Birthing a book is like birthing a baby. Way off or right on?
A book is much easier at the end. I think it’s mostly men who make that comparison—but certain men, mostly politicians, are always saying that something or other is like birthing a baby. Nothing else is remotely like birthing a baby.
But it is possible that if I hadn’t birthed two babies I’d have two more novels done by now.
I wanted to do this project because I found so few satisfying examples of the writing-mother. It was either the mythology of Alice Munro writing while her children played at her feet, the writer who resented and neglected her children because she was so consumed with her art, or someone like Sylvia Plath who ended up with her head in the oven. Which writing-mothers do you admire and why?
I admire Sylvia Plath for waiting as long as she did; despise her for leaving her children.
I worry that I’m like Mrs. Jellyby in Bleak House with her long curling lists and ink-stained fingers, forgetting her children.
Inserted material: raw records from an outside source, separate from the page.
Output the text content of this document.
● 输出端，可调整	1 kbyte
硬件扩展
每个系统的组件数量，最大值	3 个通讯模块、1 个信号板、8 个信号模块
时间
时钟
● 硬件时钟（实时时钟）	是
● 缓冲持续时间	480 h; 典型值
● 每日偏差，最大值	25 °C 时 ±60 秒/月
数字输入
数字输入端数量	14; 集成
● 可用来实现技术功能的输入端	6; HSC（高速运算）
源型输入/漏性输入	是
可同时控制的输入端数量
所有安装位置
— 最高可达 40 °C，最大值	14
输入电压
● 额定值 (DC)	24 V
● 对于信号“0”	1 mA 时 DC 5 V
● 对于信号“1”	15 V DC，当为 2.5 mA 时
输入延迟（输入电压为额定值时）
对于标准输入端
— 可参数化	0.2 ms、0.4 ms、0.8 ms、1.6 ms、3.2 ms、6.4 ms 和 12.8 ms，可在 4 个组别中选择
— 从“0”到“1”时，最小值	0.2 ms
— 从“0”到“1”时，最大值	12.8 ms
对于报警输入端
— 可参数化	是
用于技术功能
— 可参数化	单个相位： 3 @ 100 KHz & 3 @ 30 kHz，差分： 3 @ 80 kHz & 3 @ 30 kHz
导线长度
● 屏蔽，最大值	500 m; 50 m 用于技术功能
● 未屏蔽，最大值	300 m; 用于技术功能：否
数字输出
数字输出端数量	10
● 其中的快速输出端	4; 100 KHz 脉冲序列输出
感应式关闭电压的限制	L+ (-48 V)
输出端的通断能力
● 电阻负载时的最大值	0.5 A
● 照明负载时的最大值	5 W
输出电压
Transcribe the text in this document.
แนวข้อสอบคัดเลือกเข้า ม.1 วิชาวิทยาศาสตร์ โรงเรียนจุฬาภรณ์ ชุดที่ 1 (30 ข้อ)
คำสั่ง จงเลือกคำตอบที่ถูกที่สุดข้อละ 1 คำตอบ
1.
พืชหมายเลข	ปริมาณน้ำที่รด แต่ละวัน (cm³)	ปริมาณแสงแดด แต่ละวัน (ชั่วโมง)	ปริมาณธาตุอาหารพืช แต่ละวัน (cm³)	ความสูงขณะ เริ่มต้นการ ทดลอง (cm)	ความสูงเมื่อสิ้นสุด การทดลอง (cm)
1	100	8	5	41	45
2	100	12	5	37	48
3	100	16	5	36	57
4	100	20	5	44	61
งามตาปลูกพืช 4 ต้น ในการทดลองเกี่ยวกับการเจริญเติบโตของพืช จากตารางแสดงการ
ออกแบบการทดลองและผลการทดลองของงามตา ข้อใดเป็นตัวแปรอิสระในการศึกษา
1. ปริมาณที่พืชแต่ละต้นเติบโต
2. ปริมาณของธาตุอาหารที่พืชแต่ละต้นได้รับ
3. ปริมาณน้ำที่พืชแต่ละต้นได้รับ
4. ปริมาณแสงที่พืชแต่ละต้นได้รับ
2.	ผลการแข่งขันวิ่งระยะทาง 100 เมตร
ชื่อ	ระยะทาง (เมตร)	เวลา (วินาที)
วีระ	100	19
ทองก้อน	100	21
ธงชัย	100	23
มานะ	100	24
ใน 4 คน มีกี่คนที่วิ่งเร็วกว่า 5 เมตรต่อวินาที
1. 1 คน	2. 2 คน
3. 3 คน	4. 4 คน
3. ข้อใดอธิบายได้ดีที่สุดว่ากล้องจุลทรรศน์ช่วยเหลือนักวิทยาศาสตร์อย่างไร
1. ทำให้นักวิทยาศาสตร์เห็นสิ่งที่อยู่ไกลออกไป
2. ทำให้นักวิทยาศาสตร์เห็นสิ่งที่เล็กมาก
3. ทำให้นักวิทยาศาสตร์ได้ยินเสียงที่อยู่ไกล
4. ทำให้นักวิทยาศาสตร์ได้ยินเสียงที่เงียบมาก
I loved Laurie Colwin’s novels and stories but particularly her wonderful cookbooks (Home Cooking and More Home Cooking) which she wrote with her daughter in mind and in the room.
There’s a writing mother (who might be a portrait of Meg’s own novelist mother) in Meg Wolitzer’s The Ten-Year Nap—I was on a panel with her at the Vancouver VIWF and she read a hilarious passage about daughters in the hall outside their writing-mother’s door debating whether this is a big enough emergency to knock: the youngest girl has just got her first period. ‘Does this count as life or death?’ ‘You could exsanguinate. It’s happened before.’
One of my favourite writing mothers is Mrs Morland in Angela Thirkell’s long series of novels set in pre- and post-war England, widowed and left penniless with four young boys, who keeps them at Eton and Oxford by writing fashion/romance potboilers about an adventurous coutourier. Since Thirkell was writing books that might have been considered light entertainment, I’ve always assumed it was a self-portrait. I love Mrs Morland’s hair full of pencils and her modest estimation of her own work and her friendships with serious writers, and most of all her attitude to her sons, who she loves and despises and cares for diligently, especially her youngest son. One of the novels I’m still searching for is called The Demon in the House; that’s the youngest son, who cannot stop talking and asking questions and demanding her attention to his railway obsession while she’s trying to work. Reminds me of certain children I have known.
More than any fictional mothers, I admire my friends, like Annabel Lyon and Sara O’Leary, who wrote wrote wrote, doing such good work, while their children were small.